Assuming customer arrivals follow a Poisson distribution with an average rate λ per hour, and each service takes a fixed amount of time, calculations focus on determining the optimal number of servers (or staff members) needed to meet a desired service level, such as 90% of customers served within a specified time.

Suppose the average demand λ = 20 customers/hour, and each server can handle 4 customers/hour. To meet a 90% service level, queueing theory models, like the Erlang C formula, are used to estimate the required number of servers.
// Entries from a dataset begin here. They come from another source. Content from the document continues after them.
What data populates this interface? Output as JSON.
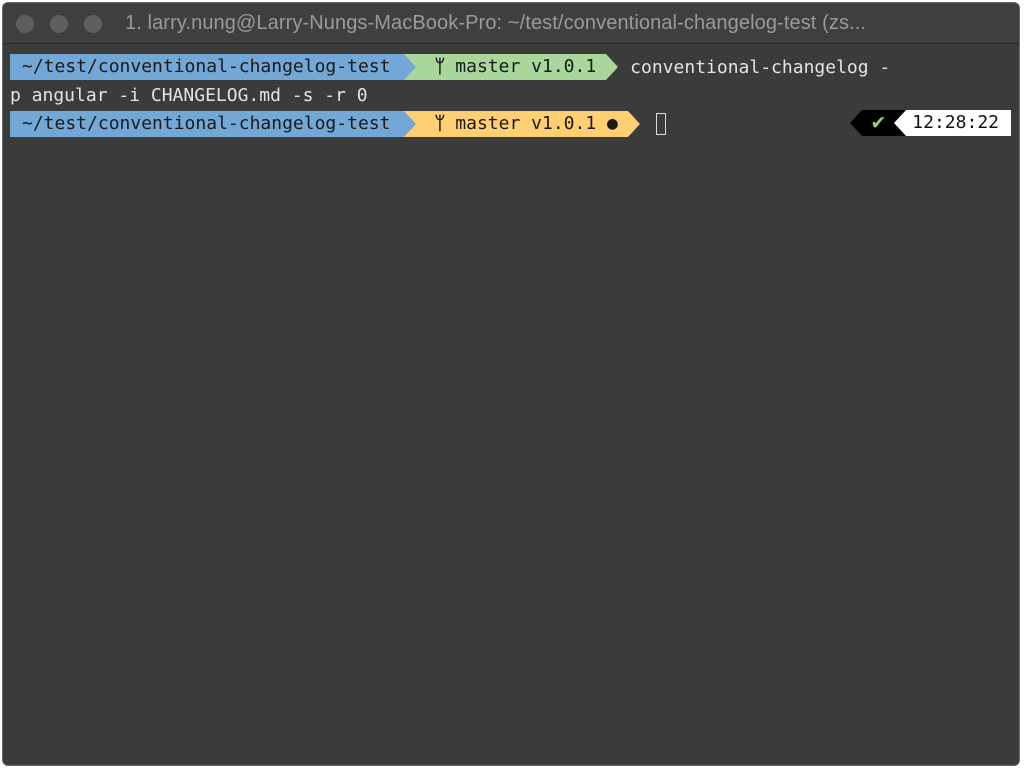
{
  "window": {
    "title": "1. larry.nung@Larry-Nungs-MacBook-Pro: ~/test/conventional-changelog-test (zs..."
  },
  "prompt1": {
    "path": "~/test/conventional-changelog-test",
    "branch_icon": "ᛘ",
    "git": "master v1.0.1",
    "command_part1": "conventional-changelog -",
    "command_part2": "p angular -i CHANGELOG.md -s -r 0"
  },
  "prompt2": {
    "path": "~/test/conventional-changelog-test",
    "branch_icon": "ᛘ",
    "git": "master v1.0.1 ●"
  },
  "rprompt": {
    "status_icon": "✔",
    "time": "12:28:22"
  },
  "colors": {
    "path_bg": "#72a7d6",
    "git_clean_bg": "#a9d79b",
    "git_dirty_bg": "#ffcf73",
    "background": "#3b3b39"
  },
  "icons": [
    "git-branch-icon",
    "checkmark-icon"
  ]
}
For example, calculating the number of servers:

Number of servers (n) must satisfy the equation derived from queueing models such as:

P(waiting) = ( (A^n / n! ) (n / (n - A)) ) / (Sum_{k=0}^{n-1} (A^k / k!) + (A^n / n!) (n / (n - A))),

where A = arrival rate / service rate.

By iterative calculations, approximately 6 servers are required to meet the desired service level with acceptable wait times, considering demand variability.

Recommendation

It is recommended that Great White Hall staff or resource planning team allocate at least 6 servers during peak periods to maintain a 90% service level, thereby reducing customer wait times and improving satisfaction. Flexibility in scheduling and resource management should be incorporated to adapt dynamically to demand fluctuations, which can further optimize operational efficiency and customer experience.

Conclusion

These case studies illustrate vital operational decision-making processes such as inventory level optimization and capacity planning. Applying appropriate models—EPQ for production, queueing theory for service—enables managers to make data-driven, strategic choices that align costs with customer satisfaction goals. The recommendations provided aim to direct operations toward improved efficiency, responsiveness, and profitability within a constrained timeline, reflecting best practices in operations management.

References

• Chase, R. B., Jacobs, F. R., & Aquilano, N. J. (2006). Operations Management for Competitive Advantage. McGraw-Hill Education.
• Heizer, J., Render, B., & Munson, C. (2020). Operations Management. Pearson.
• Slack, N., Brandon-Jones, A., & Burgess, N. (2019). Operations Management. Pearson.
• Krajewski, L. J., Ritzman, L. P., & Malhotra, M. K. (2018). Operations Management: Processes and Supply Chains. Pearson.
• Gross, D., Shortle, J. F., Thompson, J. M., & Harris, C. M. (2018). Fundamentals of Queueing Theory. Wiley.
• Silver, E. A., Pyke, D. F., & Peterson, R. (2016). Inventory and Production Management in Supply Chains. CRC Press.
• Vallabhan, D., & Ramamurthy, K. (1999). Capacity Planning and Scheduling: Models and Methods. Springer.
• Hopp, W. J., & Spearman, M. L. (2011). Factory Physics. Waveland Press.
• Olhager, J. (2017). Production and Operations Management. Routledge.
• Tsay, A. A. (2014). Quantitative Methods in Supply Chain Management. Springer.